【俳誌を読む】
『俳句』2008年7月号を読む ……さいばら天気
●大特集・特別座談会・女性が担う俳句の未来 p59-
宇多喜代子・西村和子・津川絵里子・高柳克弘
角川学芸出版『鑑賞 女性俳句の世界』(全6巻・各2,800円)が6月に完結。それを記念の座談会。昨年だったか、いつだったか、大部の歳時記刊行の際に、歳時記座談会が掲載されたのと同様の企画。

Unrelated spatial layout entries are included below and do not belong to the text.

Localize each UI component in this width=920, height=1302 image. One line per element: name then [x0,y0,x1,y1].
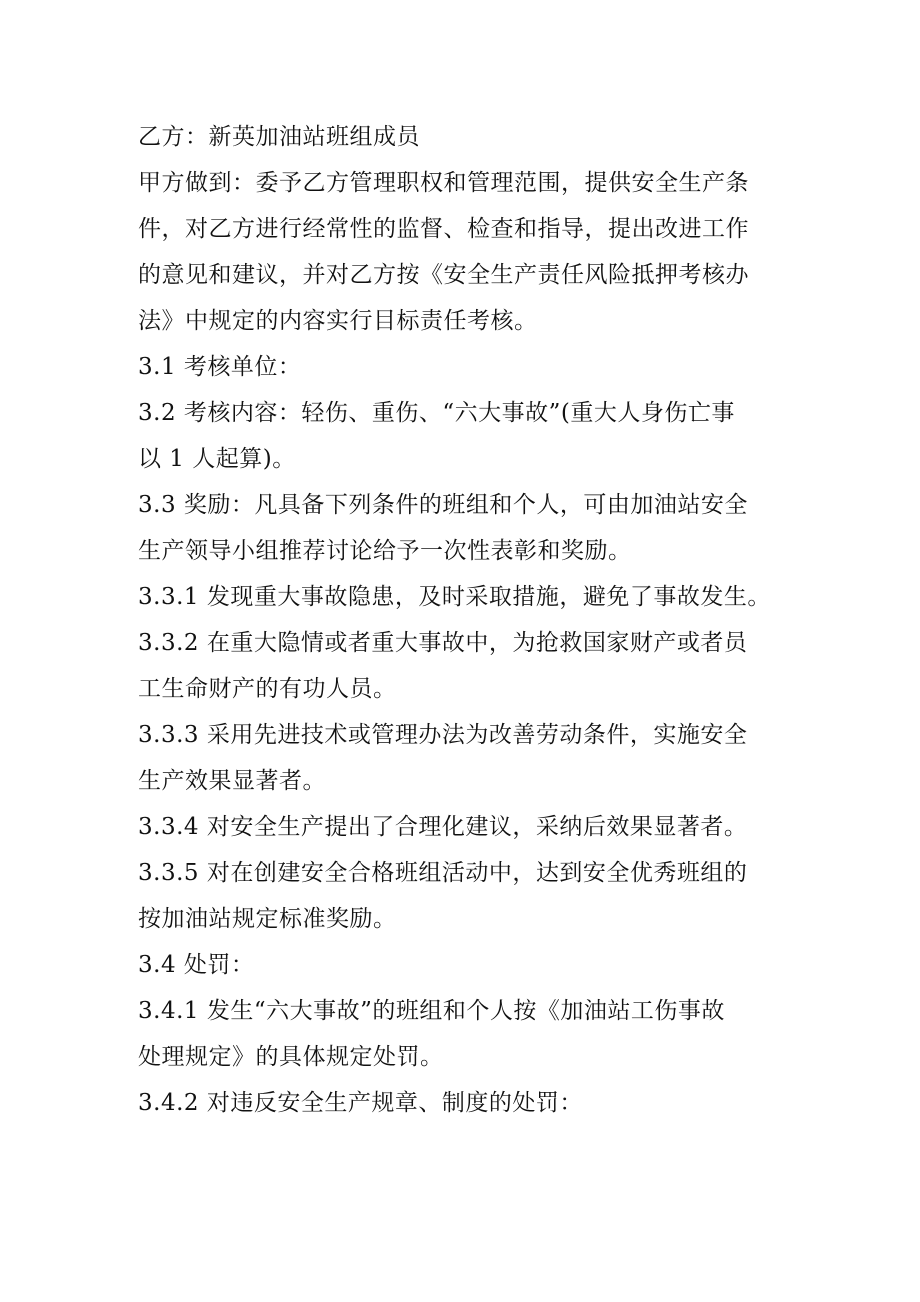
text-line: 生产领导小组推荐讨论给予一次性表彰和奖励。 [138,538,632,564]
text-line: 法》中规定的内容实行目标责任考核。 [138,308,538,334]
text-line: 工生命财产的有功人员。 [138,676,397,702]
text-line: 3.3.4 对安全生产提出了合理化建议，采纳后效果显著者。 [138,814,748,840]
text-line: 3.1 考核单位： [138,354,302,380]
text-line: 3.3.5 对在创建安全合格班组活动中，达到安全优秀班组的 [138,860,748,886]
text-line: 3.4.1 发生“六大事故”的班组和个人按《加油站工伤事故 [138,998,725,1024]
text-line: 生产效果显著者。 [138,768,326,794]
text-line: 3.3.1 发现重大事故隐患，及时采取措施，避免了事故发生。 [138,584,771,610]
text-line: 按加油站规定标准奖励。 [138,906,397,932]
text-line: 以 1 人起算)。 [138,446,296,472]
text-line: 3.4 处罚： [138,952,255,978]
text-line: 3.2 考核内容：轻伤、重伤、“六大事故”(重大人身伤亡事 [138,400,735,426]
text-line: 处理规定》的具体规定处罚。 [138,1044,444,1070]
text-line: 甲方做到：委予乙方管理职权和管理范围，提供安全生产条 [138,170,749,196]
text-line: 3.4.2 对违反安全生产规章、制度的处罚： [138,1090,583,1116]
document-body [138,114,798,1126]
text-line: 3.3 奖励：凡具备下列条件的班组和个人，可由加油站安全 [138,492,748,518]
text-line: 3.3.2 在重大隐情或者重大事故中，为抢救国家财产或者员 [138,630,748,656]
text-line: 的意见和建议，并对乙方按《安全生产责任风险抵押考核办 [138,262,749,288]
text-line: 乙方：新英加油站班组成员 [138,124,420,150]
text-line: 3.3.3 采用先进技术或管理办法为改善劳动条件，实施安全 [138,722,748,748]
text-line: 件，对乙方进行经常性的监督、检查和指导，提出改进工作 [138,216,749,242]
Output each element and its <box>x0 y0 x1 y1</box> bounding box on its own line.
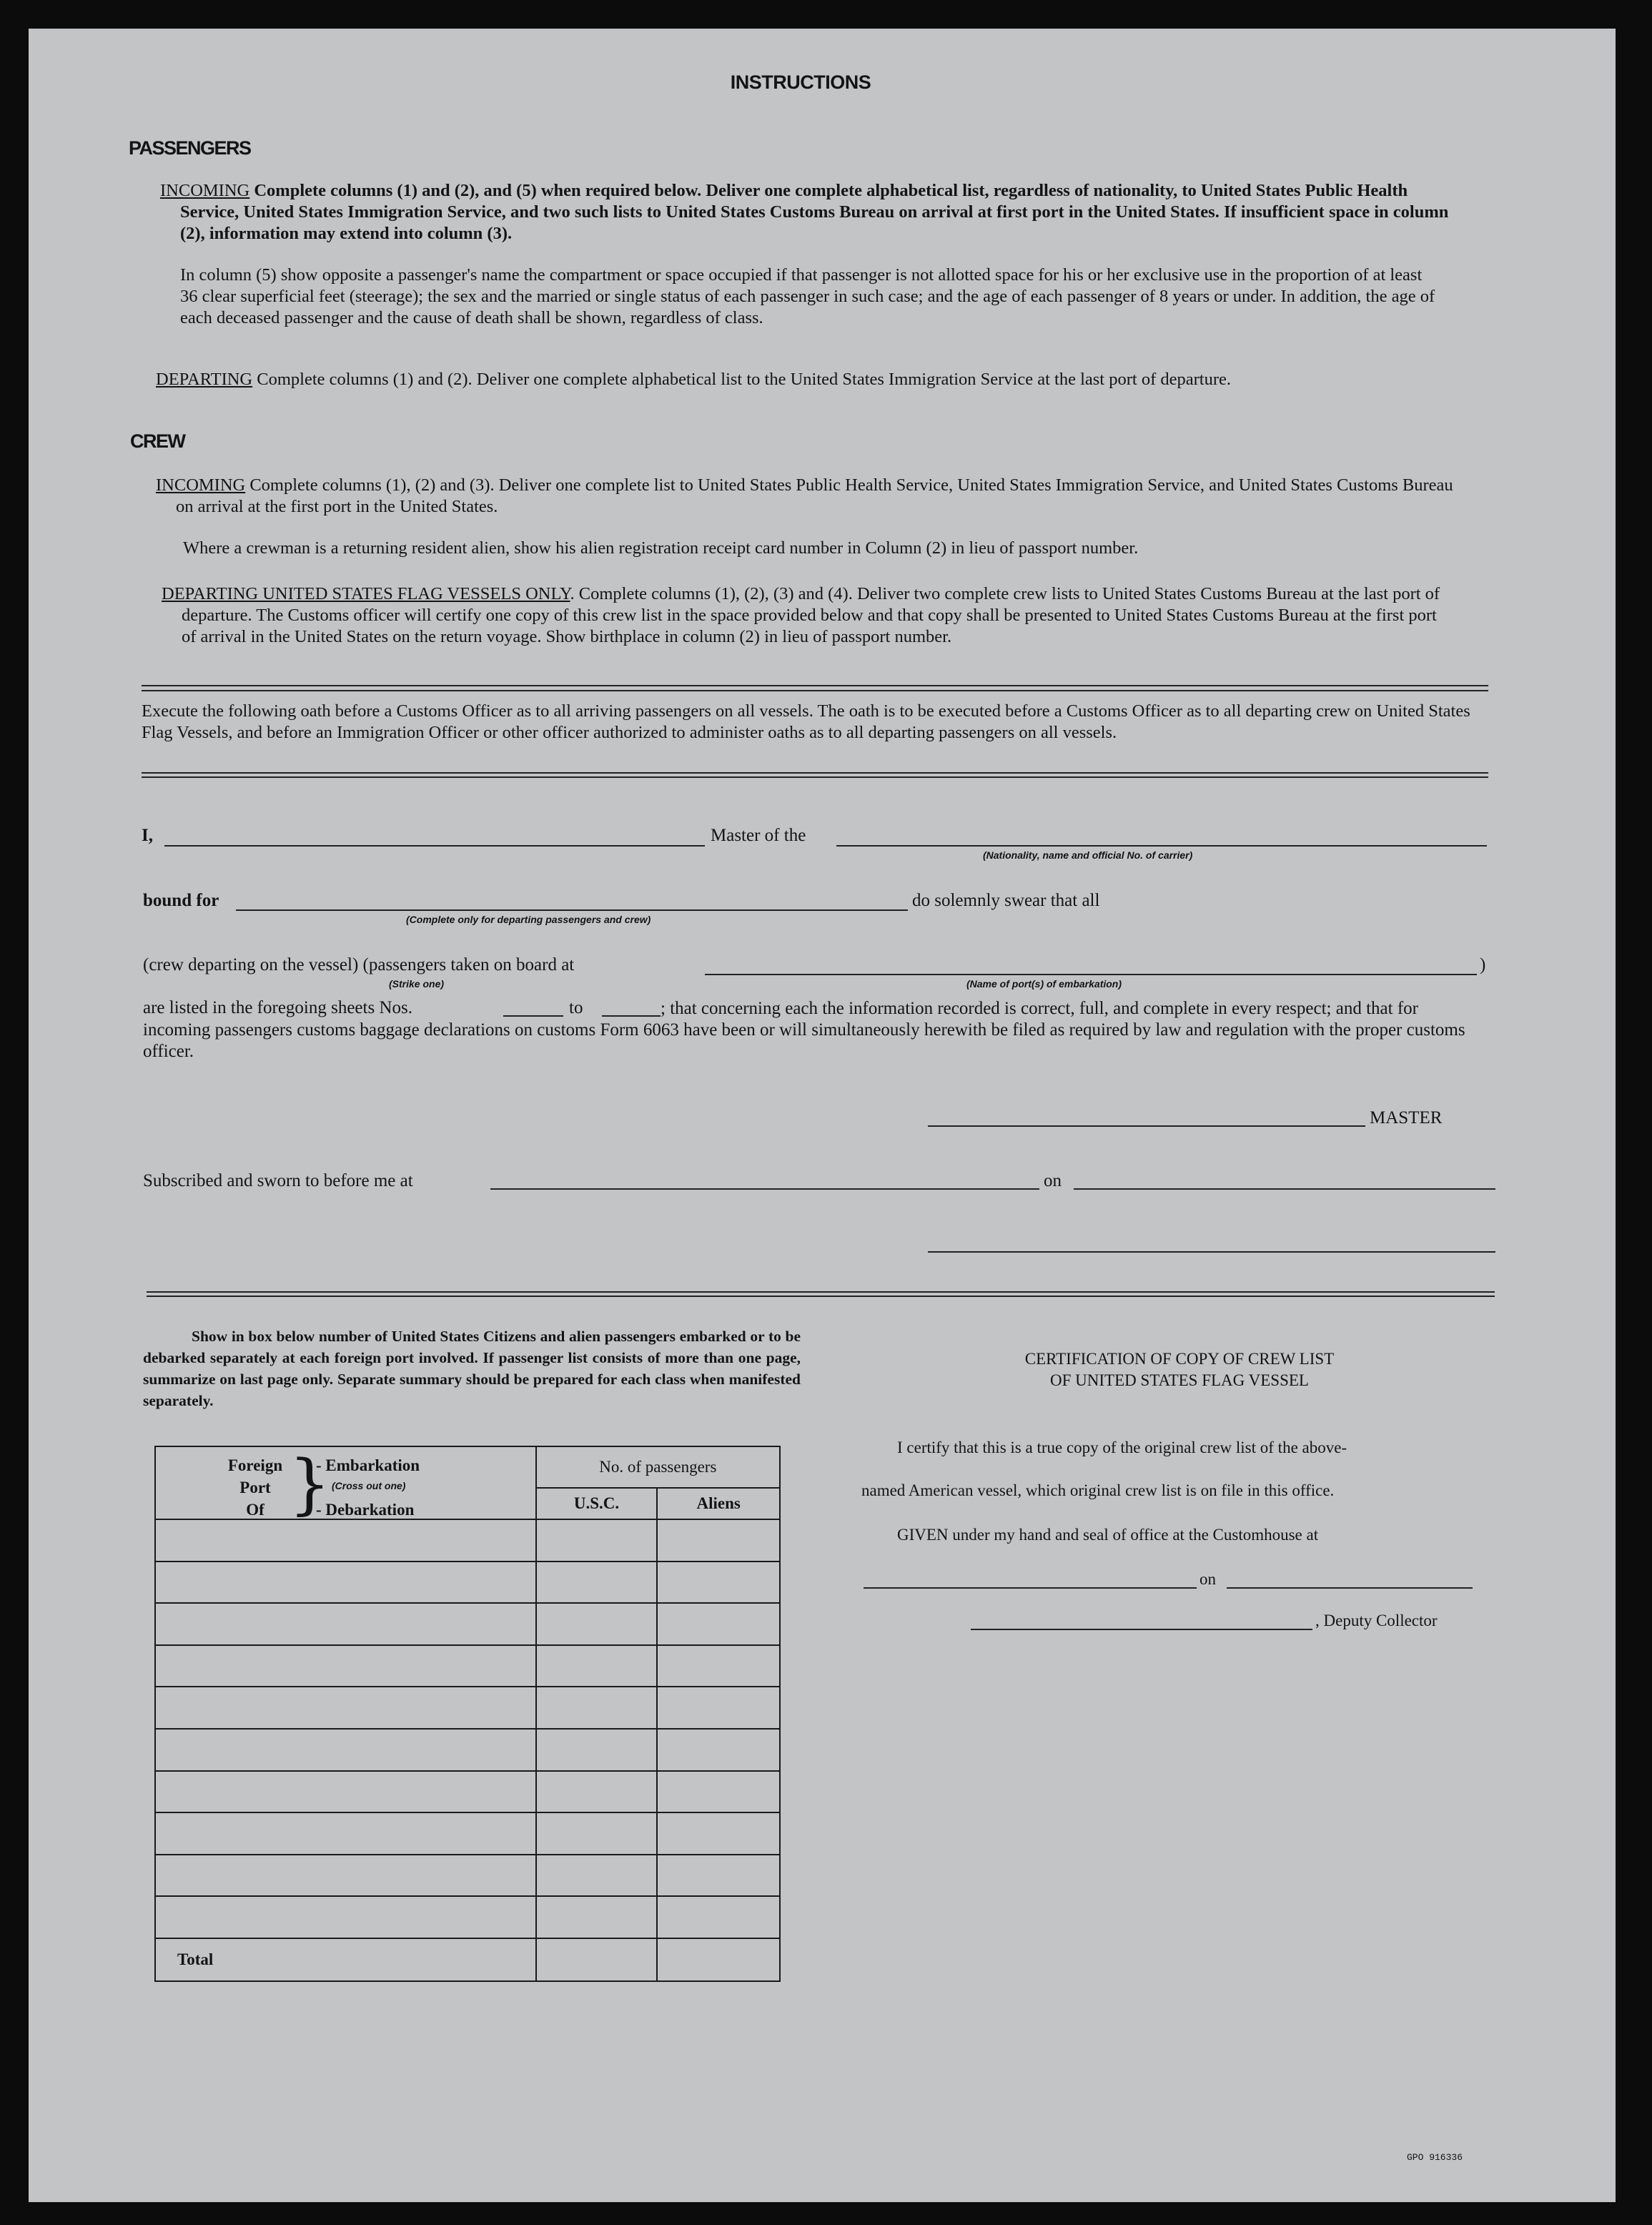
passengers-incoming-label: INCOMING <box>160 181 250 200</box>
sworn-on-label: on <box>1044 1171 1062 1190</box>
passengers-departing-paragraph <box>156 369 1455 390</box>
oath-instruction: Execute the following oath before a Customs Officer as to all arriving passengers on all vessels. The oath is to be executed before a Customs Officer as to all departing crew on United States Flag Vessels, and before an Immigration Officer or other officer authorized to administer oaths as to all departing passengers on all vessels. <box>142 701 1470 742</box>
aliens-cell[interactable] <box>657 1771 780 1813</box>
passengers-column5-paragraph: In column (5) show opposite a passenger's name the compartment or space occupied if that passenger is not allotted space for his or her exclusive use in the proportion of at least 36 clear superficial feet (steerage); the sex and the married or single status of each passenger in such case; and the age of each passenger of 8 years or under. In addition, the age of each deceased passenger and the cause of death shall be shown, regardless of class. <box>180 265 1435 327</box>
usc-cell[interactable] <box>536 1562 658 1604</box>
port-cell[interactable] <box>155 1645 536 1687</box>
certify-on-label: on <box>1200 1570 1216 1588</box>
table-row <box>155 1896 780 1938</box>
divider-line <box>142 690 1488 691</box>
aliens-cell[interactable] <box>657 1855 780 1897</box>
divider-line <box>147 1296 1495 1297</box>
divider-line <box>142 776 1488 778</box>
debarkation-option[interactable]: - Debarkation <box>316 1501 415 1519</box>
certify-line2: named American vessel, which original crew list is on file in this office. <box>861 1481 1335 1499</box>
deputy-collector-label: , Deputy Collector <box>1315 1612 1438 1629</box>
sworn-date-field[interactable] <box>1074 1188 1495 1190</box>
table-row <box>155 1603 780 1645</box>
summary-instructions: Show in box below number of United States Citizens and alien passengers embarked or to be debarked separately at each foreign port involved. If passenger list consists of more than one page, summarize on last page only. Separate summary should be prepared for each class when manifested separately. <box>143 1328 801 1409</box>
total-usc-cell[interactable] <box>536 1938 658 1981</box>
passengers-departing-label: DEPARTING <box>156 370 253 389</box>
passengers-heading: PASSENGERS <box>129 137 251 159</box>
table-row <box>155 1812 780 1855</box>
table-row <box>155 1855 780 1897</box>
port-cell[interactable] <box>155 1896 536 1938</box>
customhouse-field[interactable] <box>864 1587 1197 1589</box>
no-passengers-header: No. of passengers <box>536 1446 780 1488</box>
foreign-port-header <box>155 1446 536 1522</box>
aliens-cell[interactable] <box>657 1645 780 1687</box>
master-label: MASTER <box>1370 1108 1443 1128</box>
crew-departing-label: DEPARTING UNITED STATES FLAG VESSELS ONLY <box>162 584 570 603</box>
usc-cell[interactable] <box>536 1855 658 1897</box>
crew-heading: CREW <box>130 430 185 452</box>
table-row <box>155 1519 780 1562</box>
usc-cell[interactable] <box>536 1812 658 1855</box>
aliens-cell[interactable] <box>657 1812 780 1855</box>
sworn-place-field[interactable] <box>490 1188 1039 1190</box>
certification-title-line2: OF UNITED STATES FLAG VESSEL <box>1050 1371 1309 1389</box>
usc-cell[interactable] <box>536 1645 658 1687</box>
oath-i-label: I, <box>142 826 153 845</box>
embarkation-ports-field[interactable] <box>705 974 1477 975</box>
port-cell[interactable] <box>155 1855 536 1897</box>
port-cell[interactable] <box>155 1687 536 1729</box>
port-cell[interactable] <box>155 1771 536 1813</box>
form-page <box>29 29 1616 2202</box>
aliens-cell[interactable] <box>657 1687 780 1729</box>
usc-cell[interactable] <box>536 1729 658 1771</box>
port-cell[interactable] <box>155 1603 536 1645</box>
master-signature-field[interactable] <box>928 1125 1365 1127</box>
port-cell[interactable] <box>155 1812 536 1855</box>
summary-rows <box>155 1519 780 1938</box>
passengers-incoming-text: Complete columns (1) and (2), and (5) when required below. Deliver one complete alphabetical list, regardless of nationality, to United States Public Health Service, United States Immigration Service, and two such lists to United States Customs Bureau on arrival at first port in the United States. If insufficient space in column (2), information may extend into column (3). <box>180 181 1449 243</box>
port-cell[interactable] <box>155 1562 536 1604</box>
aliens-cell[interactable] <box>657 1519 780 1562</box>
aliens-header: Aliens <box>657 1488 780 1519</box>
close-paren: ) <box>1480 955 1486 975</box>
brace-icon: } <box>289 1446 331 1522</box>
ports-caption: (Name of port(s) of embarkation) <box>966 978 1122 990</box>
page-title: INSTRUCTIONS <box>730 71 871 93</box>
strike-caption: (Strike one) <box>389 978 445 990</box>
aliens-cell[interactable] <box>657 1729 780 1771</box>
passenger-summary-table <box>154 1446 781 1982</box>
usc-cell[interactable] <box>536 1771 658 1813</box>
bound-for-caption: (Complete only for departing passengers and crew) <box>406 914 651 925</box>
of-label: Of <box>246 1501 264 1519</box>
table-row <box>155 1645 780 1687</box>
port-label: Port <box>239 1479 271 1496</box>
crew-departing-paragraph <box>162 583 1454 648</box>
crew-incoming-text: Complete columns (1), (2) and (3). Deliver one complete list to United States Public Health Service, United States Immigration Service, and United States Customs Bureau on arrival at the first port in the United States. <box>176 475 1453 516</box>
total-label: Total <box>155 1938 536 1981</box>
total-aliens-cell[interactable] <box>657 1938 780 1981</box>
certify-line1: I certify that this is a true copy of the original crew list of the above- <box>897 1439 1347 1456</box>
aliens-cell[interactable] <box>657 1896 780 1938</box>
officer-signature-field[interactable] <box>928 1251 1495 1253</box>
master-name-field[interactable] <box>164 845 705 847</box>
carrier-field[interactable] <box>836 845 1487 847</box>
certify-line3: GIVEN under my hand and seal of office at the Customhouse at <box>897 1526 1319 1544</box>
crew-departing-label: (crew departing on the vessel) (passengers taken on board at <box>143 955 575 975</box>
passengers-incoming-paragraph <box>160 180 1453 245</box>
table-row <box>155 1729 780 1771</box>
usc-cell[interactable] <box>536 1603 658 1645</box>
usc-header: U.S.C. <box>536 1488 658 1519</box>
crew-incoming-paragraph <box>156 475 1455 518</box>
table-row <box>155 1562 780 1604</box>
usc-cell[interactable] <box>536 1896 658 1938</box>
passengers-departing-text: Complete columns (1) and (2). Deliver one complete alphabetical list to the United States Immigration Service at the last port of departure. <box>252 370 1231 389</box>
divider-line <box>142 772 1488 774</box>
master-of-label: Master of the <box>711 826 806 845</box>
bound-for-field[interactable] <box>236 909 908 911</box>
certification-title-line1: CERTIFICATION OF COPY OF CREW LIST <box>1024 1350 1335 1368</box>
aliens-cell[interactable] <box>657 1562 780 1604</box>
usc-cell[interactable] <box>536 1519 658 1562</box>
table-row <box>155 1687 780 1729</box>
divider-line <box>142 685 1488 686</box>
crew-resident-paragraph: Where a crewman is a returning resident alien, show his alien registration receipt card number in Column (2) in lieu of passport number. <box>183 538 1139 558</box>
gpo-code: GPO 916336 <box>1407 2152 1463 2163</box>
deputy-signature-field[interactable] <box>971 1629 1312 1630</box>
subscribed-label: Subscribed and sworn to before me at <box>143 1171 413 1190</box>
embarkation-option[interactable]: - Embarkation <box>316 1456 420 1474</box>
foreign-label: Foreign <box>227 1456 283 1474</box>
listed-label: are listed in the foregoing sheets Nos. <box>143 998 412 1017</box>
certify-date-field[interactable] <box>1227 1587 1473 1589</box>
table-row <box>155 1771 780 1813</box>
cross-out-caption: (Cross out one) <box>332 1480 406 1491</box>
port-cell[interactable] <box>155 1729 536 1771</box>
divider-line <box>147 1291 1495 1293</box>
certification-title <box>858 1348 1501 1391</box>
crew-incoming-label: INCOMING <box>156 475 246 495</box>
swear-label: do solemnly swear that all <box>912 891 1100 910</box>
port-cell[interactable] <box>155 1519 536 1562</box>
carrier-caption: (Nationality, name and official No. of carrier) <box>983 849 1193 861</box>
oath-statement: ; that concerning each the information recorded is correct, full, and complete in every respect; and that for incoming passengers customs baggage declarations on customs Form 6063 have been or will simultaneously herewith be filed as required by law and regulation with the proper customs officer. <box>143 999 1465 1061</box>
crew-departing-text: . Complete columns (1), (2), (3) and (4). Deliver two complete crew lists to United States Customs Bureau at the last port of departure. The Customs officer will certify one copy of this crew list in the space provided below and that copy shall be presented to United States Customs Bureau at the first port of arrival in the United States on the return voyage. Show birthplace in column (2) in lieu of passport number. <box>182 584 1440 646</box>
bound-for-label: bound for <box>143 891 219 910</box>
aliens-cell[interactable] <box>657 1603 780 1645</box>
usc-cell[interactable] <box>536 1687 658 1729</box>
to-label: to <box>569 998 583 1017</box>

司会に高柳克弘という「若い男性」をキャスティングした点、工夫というか「つかみ」を狙ったというか。野球で言えば……と起用法に譬えようとして、うまい例が思い浮かばなかった。なんにせよ、企画がこの種の采配を振るうのは、読者にとって楽しい。少なくとも落合監督じゃないということ。
さて、座談会。
俳句に限らず、なんの未来にせよ、どこかの誰か、なにかの社会集団に担っていただく未来など、ぞっとしない、大きなお世話だ、という方もいらっしゃるだろうが、そんなひねくれた人も、安心してよい。こうタイトルが付いているものの、話題が未来に及ぶことはほとんどない。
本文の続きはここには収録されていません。